Dans un autre registre, le rapport indique que les autorités marocaines «refusent aux organisations chrétiennes constituées de citoyens locaux le droit au mariage chrétien ou civil ainsi que l’accès aux services funéraires spécifiques, ou le droit de créer de nouvelles églises». Dans ce sens, le Maroc continue d’autoriser l’activité de 44 églises chrétiennes enregistrées à l’étranger. Certains pasteurs étrangers ont rapporté, pour leur part, que «les citoyens chrétiens en général n’assistent pas aux offices, par crainte d’être harcelés». Quant aux résidents étrangers et aux visiteurs occasionnels, ils peuvent officier sans restriction.
Concernant les musulmans chiites, «le gouvernement a continué à refuser d’autoriser la création d’associations et a empêché les chiites d’organiser leurs cérémonies rituelles», dans un contexte où «il n’existe pas de mosquées chiites ni husseinites connues dans le pays», ajoute le rapport.
Les libertés religieuses ne sont pas encore assez ancrées en société
Dans un autre volet consacré également à la situation au Maroc, le rapport a constaté que le gouvernement a fait évoluer le programme de l’enseignement religieux dans le système éducatif national primaire et secondaire, à travers «des réformes fondées sur les valeurs universelles de liberté, d’empathie et de solidarité». «Depuis le début de la révision en 2016, 29 manuels scolaires ont été revus. D’autres modifications se sont poursuivies au cours de l’année», indique-t-on.
Par ailleurs, le rapport souligne que l’Etat marocain a continué à soutenir la restauration des synagogues et des cimetières juifs à travers le pays, à travers des directives royales pour préserver le patrimoine religieux et culturel du pays, servant de symbole de tolérance. Cependant, les représentants des minorités religieuses, surtout chrétiennes, font part de «peur du harcèlement sociétal, y compris l’ostracisme par les familles des convertis, la discrimination dans l’emploi et la violence potentielle par des ‘extrémistes’». Ces facteurs poussent beaucoup à pratiquer leurs croyances dans la sphère privée uniquement, à l’écart de tous les espaces publics.

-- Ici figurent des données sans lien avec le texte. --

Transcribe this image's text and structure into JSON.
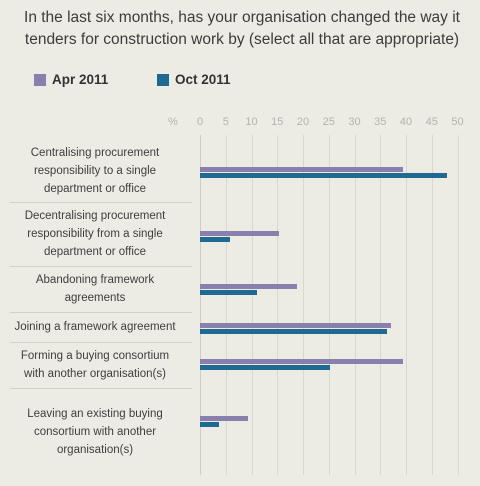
{
  "title_lines": [
    "In the last six months, has your organisation changed the way it",
    "tenders for construction work by (select all that are appropriate)"
  ],
  "chart_data": {
    "type": "bar",
    "orientation": "horizontal",
    "title": "In the last six months, has your organisation changed the way it tenders for construction work by (select all that are appropriate)",
    "axis_unit": "%",
    "xlim": [
      0,
      50
    ],
    "ticks": [
      "0",
      "5",
      "10",
      "15",
      "20",
      "25",
      "30",
      "35",
      "40",
      "45",
      "50"
    ],
    "legend_position": "top-left",
    "categories": [
      [
        "Centralising procurement",
        "responsibility to a single",
        "department or office"
      ],
      [
        "Decentralising procurement",
        "responsibility from a single",
        "department or office"
      ],
      [
        "Abandoning framework",
        "agreements"
      ],
      [
        "Joining a framework agreement"
      ],
      [
        "Forming a buying consortium",
        "with another organisation(s)"
      ],
      [
        "Leaving an existing buying",
        "consortium with another",
        "organisation(s)"
      ]
    ],
    "series": [
      {
        "name": "Apr 2011",
        "color": "#8a80ad",
        "values": [
          39.5,
          15.3,
          18.8,
          37,
          39.5,
          9.3
        ]
      },
      {
        "name": "Oct 2011",
        "color": "#1f6a93",
        "values": [
          48,
          5.8,
          11,
          36.3,
          25.3,
          3.7
        ]
      }
    ]
  }
}
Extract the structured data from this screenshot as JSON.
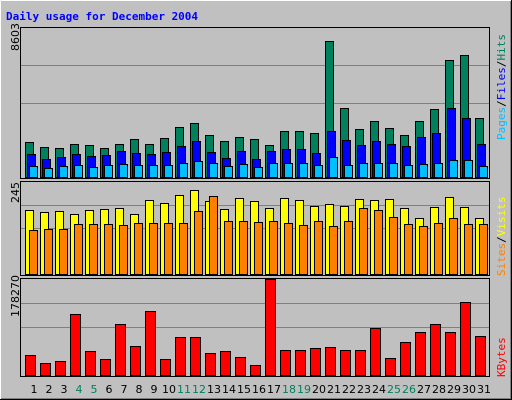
{
  "chart_data": [
    {
      "type": "bar",
      "title": "Daily usage for December 2004",
      "categories": [
        "1",
        "2",
        "3",
        "4",
        "5",
        "6",
        "7",
        "8",
        "9",
        "10",
        "11",
        "12",
        "13",
        "14",
        "15",
        "16",
        "17",
        "18",
        "19",
        "20",
        "21",
        "22",
        "23",
        "24",
        "25",
        "26",
        "27",
        "28",
        "29",
        "30",
        "31"
      ],
      "weekend_days": [
        "4",
        "5",
        "11",
        "12",
        "18",
        "19",
        "25",
        "26"
      ],
      "weekend_color": "#00805c",
      "max_label": "8603",
      "ylim": [
        0,
        8603
      ],
      "legend": [
        "Pages",
        "/",
        "Files",
        "/",
        "Hits"
      ],
      "series": [
        {
          "name": "Hits",
          "color": "#00805c",
          "values": [
            2040,
            1730,
            1700,
            1900,
            1870,
            1700,
            1890,
            2200,
            1910,
            2250,
            2860,
            3100,
            2420,
            2100,
            2320,
            2220,
            1840,
            2640,
            2650,
            2550,
            7840,
            4000,
            2760,
            3260,
            2810,
            2420,
            3260,
            3950,
            6730,
            7060,
            3430
          ]
        },
        {
          "name": "Files",
          "color": "#0000ff",
          "values": [
            1310,
            1040,
            1160,
            1330,
            1200,
            1290,
            1490,
            1370,
            1340,
            1440,
            1770,
            2070,
            1470,
            1110,
            1490,
            1030,
            1500,
            1600,
            1610,
            1360,
            2630,
            2110,
            1850,
            2050,
            1930,
            1790,
            2320,
            2560,
            3970,
            3400,
            1890
          ]
        },
        {
          "name": "Pages",
          "color": "#00bfff",
          "values": [
            610,
            500,
            620,
            690,
            580,
            720,
            770,
            670,
            670,
            680,
            790,
            920,
            800,
            620,
            730,
            600,
            830,
            810,
            780,
            700,
            1170,
            720,
            780,
            800,
            780,
            700,
            750,
            780,
            1000,
            960,
            660
          ]
        }
      ]
    },
    {
      "type": "bar",
      "max_label": "245",
      "ylim": [
        0,
        245
      ],
      "legend": [
        "Sites",
        "/",
        "Visits"
      ],
      "series": [
        {
          "name": "Visits",
          "color": "#ffff00",
          "values": [
            170,
            166,
            167,
            160,
            170,
            174,
            175,
            160,
            197,
            189,
            210,
            225,
            194,
            172,
            202,
            195,
            175,
            202,
            198,
            180,
            186,
            180,
            200,
            196,
            201,
            176,
            148,
            179,
            205,
            178,
            150
          ]
        },
        {
          "name": "Sites",
          "color": "#ff8000",
          "values": [
            118,
            121,
            121,
            133,
            133,
            133,
            131,
            135,
            135,
            135,
            135,
            169,
            207,
            141,
            141,
            138,
            141,
            135,
            131,
            141,
            129,
            140,
            176,
            170,
            153,
            133,
            128,
            137,
            150,
            132,
            133
          ]
        }
      ]
    },
    {
      "type": "bar",
      "max_label": "178270",
      "ylim": [
        0,
        178270
      ],
      "legend": [
        "KBytes"
      ],
      "series": [
        {
          "name": "KBytes",
          "color": "#ff0000",
          "values": [
            37470,
            22680,
            25840,
            113110,
            44550,
            30190,
            95080,
            54000,
            118370,
            30530,
            70880,
            70880,
            40110,
            44550,
            34250,
            17990,
            178270,
            47170,
            47170,
            50190,
            51920,
            47170,
            45560,
            88120,
            31680,
            60730,
            80700,
            94030,
            80700,
            135170,
            71930
          ]
        }
      ]
    }
  ]
}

A ce titre, des groupes chiites ont rapporté avoir observé l’Achoura «en secret, pour éviter le harcèlement de la société». «Les musulmans chiites ont déclaré que beaucoup évitaient de révéler leur appartenance cultuelle dans les régions où ils sont encore plus minoritaires», souligne la même source, qui ajoute que les processions publiques de l’Achoura sont autorisées conformément au rite sunnite uniquement.
Les citoyens convertis disent, par ailleurs, avoir subi «des pressions sociales de la part de familles et d’amis musulmans pour qu’ils se reconvertissent à l’islam ou qu’ils renoncent à leur foi chrétienne». Certains jeunes chrétiens vivant encore au sein de leurs familles musulmanes n’auraient pas divulgué leur foi, par crainte d’être rejetés par leurs proches.
D’autre part, les citoyens juifs déclarent continuer à vivre pleinement leur foi, en assistant notamment aux rassemblements religieux dans les synagogues, en toute sécurité. Ils ont indiqué aussi qu’ils pouvaient visiter régulièrement les lieux de culte juif et organiser leurs cérémonies rituelles. Dans ce sens, les visites touristiques à caractère religieux se sont accrues sur les sites du patrimoine juif.